"Occupation, violences et humiliations au quotidien"

Depuis novembre 2000, pour faire face aux conséquences de la seconde
Intifada, des équipes MSF apportent un soutien médical et
psychologiques aux populations palestiniennes en Cisjordanie et dans la
bande de Gaza. Lors de leurs visites dans les familles, elles ont
recueilli de nombreux témoignages, rassemblés dans le rapport
"Occupation, violences et humiliations au quotidien: Journal de bord
des équipes psycho-médicales de MSF à Gaza." En voici l'introduction.

Plusieurs mois après le début de l'Intifada d'Al-Aqsa, la réalité quotidienne des populations civiles confrontées à la violence est extrêmement préoccupante. La violence de l'occupation israélienne, le piège dans lequel est prise la population palestinienne, la disproportion des moyens employés ont de lourdes conséquences pour les civils qui les subissent. La répression israélienne prend des allures de punition collective et les moyens militaires utilisés sont ceux habituellement déployés dans les situations de guerre conventionnelle, et non contre des civils.
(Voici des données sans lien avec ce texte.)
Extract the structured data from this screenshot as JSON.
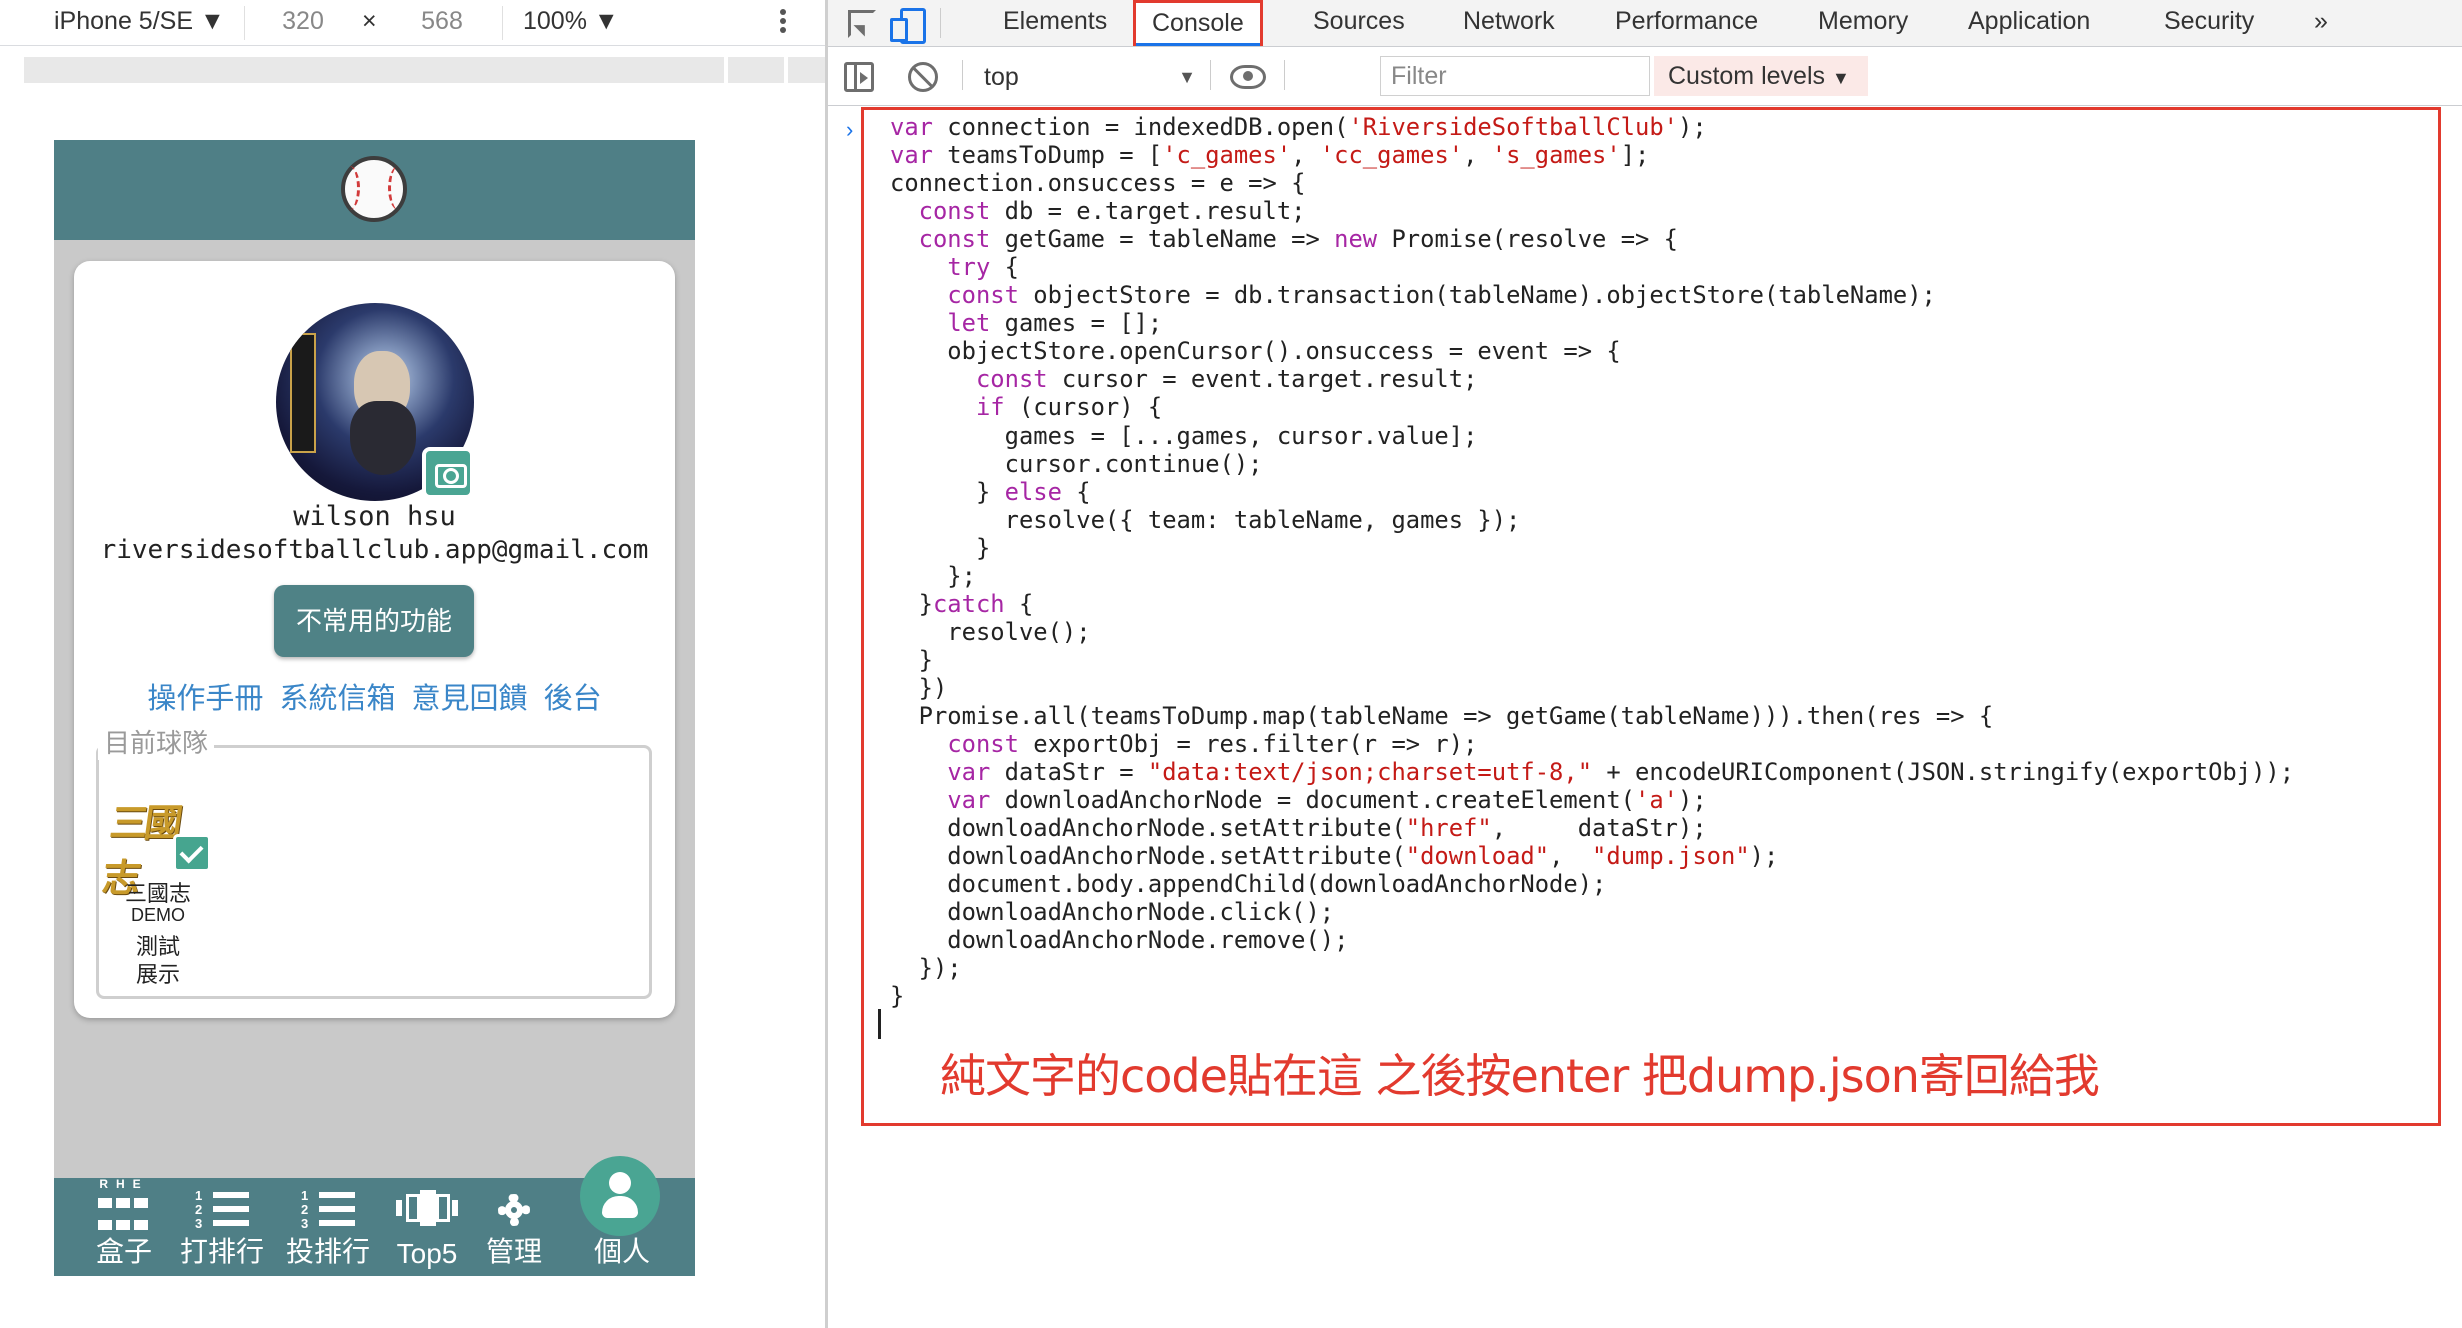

Le blocus économique imposé par Israël aux territoires palestiniens fragilise encore une structure sociale déjà précaire et souligne l'extrême dépendance dans laquelle sont maintenues les familles palestiniennes.

Entraves quotidiennes

De fait, les conditions de vie quotidienne de ces familles ne cessent de se dégrader. Les Palestiniens vivent dans la peur permanente des représailles de l'armée israélienne et des colons juifs. Leur frustration à l'égard de l'Autorité Palestinienne augmente. Les familles palestiniennes disposent de moins en moins de revenus pour vivre. Les Palestiniens employés en Israël ne peuvent plus se rendre à leur travail, la circulation des personnes et des biens est régulièrement entravée.

Sous prétexte de prévenir des actes terroristes, des maisons palestiniennes, situées à proximité de colonies juives, ou de routes utilisées par les colons, sont rasées, réquisitionnées, en toute impunité ; des familles palestiniennes se voient contraintes de fuir leur foyer en raison de tirs réguliers contre leur village. Les intimidations et les humiliations sont quotidiennes.

Les obstacles à l'accès aux soins sont nombreux. Il est devenu difficile de circuler librement ; les contrôles sont fréquents, longs et humiliants. Autant dire que, pour certaines familles, il devient impossible de se rendre dans les structures médicales palestiniennes ou d'avoir accès à un médecin. Pour certains malades, la peur de voir leur maison réquisitionnée ou détruite pendant leur absence est si grande qu'elle les pousse à renoncer à se faire soigner. L'accès aux soins pour la population est dès lors soumis à de nombreux aléas, alors même que la violence exercée contre les familles palestiniennes et le climat de terreur dans lequel elles vivent génèrent des états de stress et de peur panique très intenses, réclamant une prise en charge soutenue.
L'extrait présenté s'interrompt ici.